Cristiano Ronaldo finally scored at the 2014 FIFA World Cup on Thursday, but it was nowhere near enough to help his nation through to the last 16.
Portugal beat Ghana 2-1 in their final group game, but the disastrous defeat against Germany and failure to beat United States meant Portugal were eliminated on goal difference, finishing third in Group G.
It brings an end to their tournament and sends Ronaldo home with the knowledge that he was unable to have any kind of impact in Brazil, at the end of a season where he was undoubtedly the best player in the world and at his peak age to demonstrate that at the World Cup.
He'll likely never manage to get anywhere close to World Cup glory now, and although he was far from his own best performances, the poor set-up of the Portuguese side has been a much bigger contributing factor.
Prolonged Portuguese Problems
The national side has had, in recent times, one really good tournament at the World Cup, when they reached the semifinals in 2006. They ended fourth that year but failed to get out of the groups in '86, '02 and now in 2014. Portugal reached the round of 16 in 2010 and didn't qualify at all in '90, '94 or '98.
All told, it's a largely poor record punctuated by that one run in Germany.
They have struggled for a regular, reliable goalscorer since the departure from the football scene of Pauleta, while a string of names at big domestic clubs have perpetually struggled at major tournaments. This time around, a red card for Pepe and an injury to Fabio Coentrao hardly helped matters.
Slow tempo in their play and a fear of being too expansive also seem to be problems that contribute to Portugal's regular tournament downfall.
Questions also need to be asked of the manager's approach and selections: Nani was woeful throughout yet played each game, while there clearly needed to be an earlier change to the midfield trio. Playing all three goalkeepers during the tournament also wasn't ideal, though it couldn't be helped after Beto's late injury.
Ronaldo vs. Messi vs. Neymar
Because Ronaldo is, well, Ronaldo, questions will be asked of him as much as of the team as a whole.
In truth, he was well off the pace and poor in his execution throughout the tournament. Naturally, Germany dominated to the extent that he was marginalised in the first game, but even then his set pieces, off-ball movement and shooting accuracy were poor.
Ronaldo had more shots than anybody on the pitch against Germany (seven) and United States (seven), but he only hit the target on three occasions from those two matches. Against Ghana, only Asamoah Gyan (nine) had more than Ronaldo (eight)—though he did score the winner in this match. As per WhoScored.com, Ronaldo has taken more shots than any other player in the tournament so far.
He also missed two very presentable headed opportunities.
All told, his cross for the late equaliser vs. USA and the goal against Ghana were as much as Ronaldo offered the tournament.
Global rivals Neymar and Lionel Messi have similar scrutiny upon them, and both have been in under-performing sides so far, but both of them have also scored four goals and dragged their countries through the group stages and into the last 16.

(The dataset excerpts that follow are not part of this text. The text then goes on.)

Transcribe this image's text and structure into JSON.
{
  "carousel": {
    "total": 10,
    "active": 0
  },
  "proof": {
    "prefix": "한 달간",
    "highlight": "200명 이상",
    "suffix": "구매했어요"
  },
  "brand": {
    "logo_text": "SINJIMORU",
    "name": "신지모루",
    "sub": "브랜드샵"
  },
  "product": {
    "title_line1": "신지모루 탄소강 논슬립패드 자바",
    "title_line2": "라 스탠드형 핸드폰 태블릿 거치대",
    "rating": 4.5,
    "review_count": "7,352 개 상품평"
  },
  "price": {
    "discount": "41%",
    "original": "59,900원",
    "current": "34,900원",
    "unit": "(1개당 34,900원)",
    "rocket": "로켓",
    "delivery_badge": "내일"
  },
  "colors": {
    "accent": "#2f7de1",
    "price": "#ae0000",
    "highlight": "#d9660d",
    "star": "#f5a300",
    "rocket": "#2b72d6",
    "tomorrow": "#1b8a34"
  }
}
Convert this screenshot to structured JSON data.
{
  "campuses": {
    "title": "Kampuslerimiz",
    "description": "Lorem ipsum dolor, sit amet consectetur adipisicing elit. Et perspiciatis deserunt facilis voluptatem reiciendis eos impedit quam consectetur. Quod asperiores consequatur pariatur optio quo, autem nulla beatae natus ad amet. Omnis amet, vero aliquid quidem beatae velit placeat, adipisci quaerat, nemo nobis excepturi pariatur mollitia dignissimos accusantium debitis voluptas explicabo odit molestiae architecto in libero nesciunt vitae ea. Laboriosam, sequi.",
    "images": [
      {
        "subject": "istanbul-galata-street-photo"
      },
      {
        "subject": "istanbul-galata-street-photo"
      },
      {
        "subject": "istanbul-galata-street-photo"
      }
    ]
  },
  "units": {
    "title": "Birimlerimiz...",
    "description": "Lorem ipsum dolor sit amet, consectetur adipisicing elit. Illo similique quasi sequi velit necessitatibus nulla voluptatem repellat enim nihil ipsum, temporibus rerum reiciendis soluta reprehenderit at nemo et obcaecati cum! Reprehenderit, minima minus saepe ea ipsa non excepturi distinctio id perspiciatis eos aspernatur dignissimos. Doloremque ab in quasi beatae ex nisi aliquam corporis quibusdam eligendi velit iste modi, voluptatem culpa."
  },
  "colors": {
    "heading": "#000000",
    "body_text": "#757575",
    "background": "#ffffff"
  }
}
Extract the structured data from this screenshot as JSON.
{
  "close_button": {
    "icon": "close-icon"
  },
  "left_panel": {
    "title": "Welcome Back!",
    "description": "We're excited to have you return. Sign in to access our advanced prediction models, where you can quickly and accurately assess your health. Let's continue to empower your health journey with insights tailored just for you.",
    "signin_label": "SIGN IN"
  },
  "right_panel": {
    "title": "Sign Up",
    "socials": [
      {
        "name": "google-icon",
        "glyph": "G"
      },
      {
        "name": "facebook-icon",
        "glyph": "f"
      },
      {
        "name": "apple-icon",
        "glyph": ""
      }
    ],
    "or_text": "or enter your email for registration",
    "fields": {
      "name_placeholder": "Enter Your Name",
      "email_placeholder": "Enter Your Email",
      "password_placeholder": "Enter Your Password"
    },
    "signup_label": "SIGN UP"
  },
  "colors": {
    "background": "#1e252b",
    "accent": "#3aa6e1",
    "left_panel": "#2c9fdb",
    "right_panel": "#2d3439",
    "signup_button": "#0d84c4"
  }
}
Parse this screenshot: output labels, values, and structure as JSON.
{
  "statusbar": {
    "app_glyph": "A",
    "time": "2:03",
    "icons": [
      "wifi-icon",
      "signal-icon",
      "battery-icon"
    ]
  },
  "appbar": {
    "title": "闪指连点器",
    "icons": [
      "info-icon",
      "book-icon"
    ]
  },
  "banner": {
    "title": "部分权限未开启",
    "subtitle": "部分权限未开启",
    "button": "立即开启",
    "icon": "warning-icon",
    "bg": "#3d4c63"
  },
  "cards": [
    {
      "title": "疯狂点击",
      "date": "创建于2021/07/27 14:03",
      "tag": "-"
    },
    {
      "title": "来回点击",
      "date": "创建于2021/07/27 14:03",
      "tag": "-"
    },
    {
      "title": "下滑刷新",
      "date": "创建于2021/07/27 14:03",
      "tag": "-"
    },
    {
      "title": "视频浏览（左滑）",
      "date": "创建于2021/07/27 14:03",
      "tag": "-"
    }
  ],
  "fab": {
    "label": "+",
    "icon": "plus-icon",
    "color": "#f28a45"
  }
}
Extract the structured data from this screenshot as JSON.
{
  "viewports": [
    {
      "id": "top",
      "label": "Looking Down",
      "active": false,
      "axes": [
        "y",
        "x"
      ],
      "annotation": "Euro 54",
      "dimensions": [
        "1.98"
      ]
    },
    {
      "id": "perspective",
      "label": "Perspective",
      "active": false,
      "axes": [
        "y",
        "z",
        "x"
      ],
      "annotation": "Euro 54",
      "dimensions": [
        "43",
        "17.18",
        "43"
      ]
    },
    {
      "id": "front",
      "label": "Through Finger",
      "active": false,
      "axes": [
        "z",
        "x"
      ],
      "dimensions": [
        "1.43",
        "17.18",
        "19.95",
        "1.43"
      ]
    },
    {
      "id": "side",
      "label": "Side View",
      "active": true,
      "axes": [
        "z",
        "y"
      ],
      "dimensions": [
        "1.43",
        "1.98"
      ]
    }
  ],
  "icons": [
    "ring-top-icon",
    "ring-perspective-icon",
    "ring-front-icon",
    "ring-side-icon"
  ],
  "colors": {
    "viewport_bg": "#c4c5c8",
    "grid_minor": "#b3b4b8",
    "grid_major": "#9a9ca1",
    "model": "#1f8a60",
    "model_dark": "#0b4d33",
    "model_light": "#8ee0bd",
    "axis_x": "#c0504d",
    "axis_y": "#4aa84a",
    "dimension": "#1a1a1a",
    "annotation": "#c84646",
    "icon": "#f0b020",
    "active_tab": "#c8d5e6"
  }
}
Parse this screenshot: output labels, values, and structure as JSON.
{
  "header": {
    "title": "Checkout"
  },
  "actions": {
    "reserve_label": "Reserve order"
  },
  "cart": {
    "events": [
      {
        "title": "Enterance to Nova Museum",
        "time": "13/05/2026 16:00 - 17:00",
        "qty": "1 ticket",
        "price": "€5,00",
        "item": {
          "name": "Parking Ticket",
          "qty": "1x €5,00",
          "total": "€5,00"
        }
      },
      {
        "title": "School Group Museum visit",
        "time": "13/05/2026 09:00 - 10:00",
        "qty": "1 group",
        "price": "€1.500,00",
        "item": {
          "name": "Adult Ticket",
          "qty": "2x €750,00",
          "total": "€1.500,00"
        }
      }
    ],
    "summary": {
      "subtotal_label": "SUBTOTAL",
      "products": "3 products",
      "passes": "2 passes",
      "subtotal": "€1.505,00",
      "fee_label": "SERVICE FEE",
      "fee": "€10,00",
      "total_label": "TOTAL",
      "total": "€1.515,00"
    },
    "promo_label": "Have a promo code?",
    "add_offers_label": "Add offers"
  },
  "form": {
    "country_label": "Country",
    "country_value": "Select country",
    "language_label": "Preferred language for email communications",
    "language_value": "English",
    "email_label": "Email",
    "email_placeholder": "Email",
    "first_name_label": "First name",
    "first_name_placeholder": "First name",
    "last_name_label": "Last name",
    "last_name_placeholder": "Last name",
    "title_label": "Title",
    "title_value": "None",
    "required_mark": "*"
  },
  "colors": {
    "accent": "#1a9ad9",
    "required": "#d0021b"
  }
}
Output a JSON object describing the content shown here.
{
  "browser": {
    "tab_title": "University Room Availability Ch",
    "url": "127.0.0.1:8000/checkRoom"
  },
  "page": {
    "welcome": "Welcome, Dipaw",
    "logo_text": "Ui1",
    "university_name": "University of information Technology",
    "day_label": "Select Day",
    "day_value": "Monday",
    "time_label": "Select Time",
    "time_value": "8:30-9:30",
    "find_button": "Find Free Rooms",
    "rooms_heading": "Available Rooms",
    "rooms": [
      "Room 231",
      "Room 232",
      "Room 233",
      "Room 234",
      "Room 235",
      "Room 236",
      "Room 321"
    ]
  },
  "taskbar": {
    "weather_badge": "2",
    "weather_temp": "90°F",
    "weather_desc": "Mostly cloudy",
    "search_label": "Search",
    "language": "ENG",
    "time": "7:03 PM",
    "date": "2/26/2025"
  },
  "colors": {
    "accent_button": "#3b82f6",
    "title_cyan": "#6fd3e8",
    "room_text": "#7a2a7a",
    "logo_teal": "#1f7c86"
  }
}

At what point does it become less of a Portugal issue and more to do with Ronaldo not turning up in Brazil?
Ronaldo will be 33 years old when the next World Cup rolls around in Russia, equal to the eldest member of the Portugal squad in this tournament, Ricardo Costa. He'll by no means be "too old," being the ridiculously fit and in-shape player that he is, but by the same token he will not be as effective.
Pace and power, two hallmarks of his game, will almost certainly decrease between now and then, which is what made Brazil 2014 such an important tournament for the Real Madrid star.
Cristiano Ronaldo is the only player to score in Euro 2004, World Cup 2006, Euro 2008, World Cup 2010, Euro 2012 & World Cup 2014.— Epic Football (@TheEpicFootball) June 26, 2014
The Portugal squad as a whole needs something of an overhaul before the next World Cup, if new talent is coming through and seen as good enough. This current 23 contains a total of just two players who are aged 22 or under, while only Nelson Oliveira would have added to that criteria out of regular recent players who were left out.
By all the usual standards of guesswork and predictions, this was Ronaldo's big chance to have an impact on the world stage. Both he and Portugal have fallen mightily short, and it's an early flight home as a result.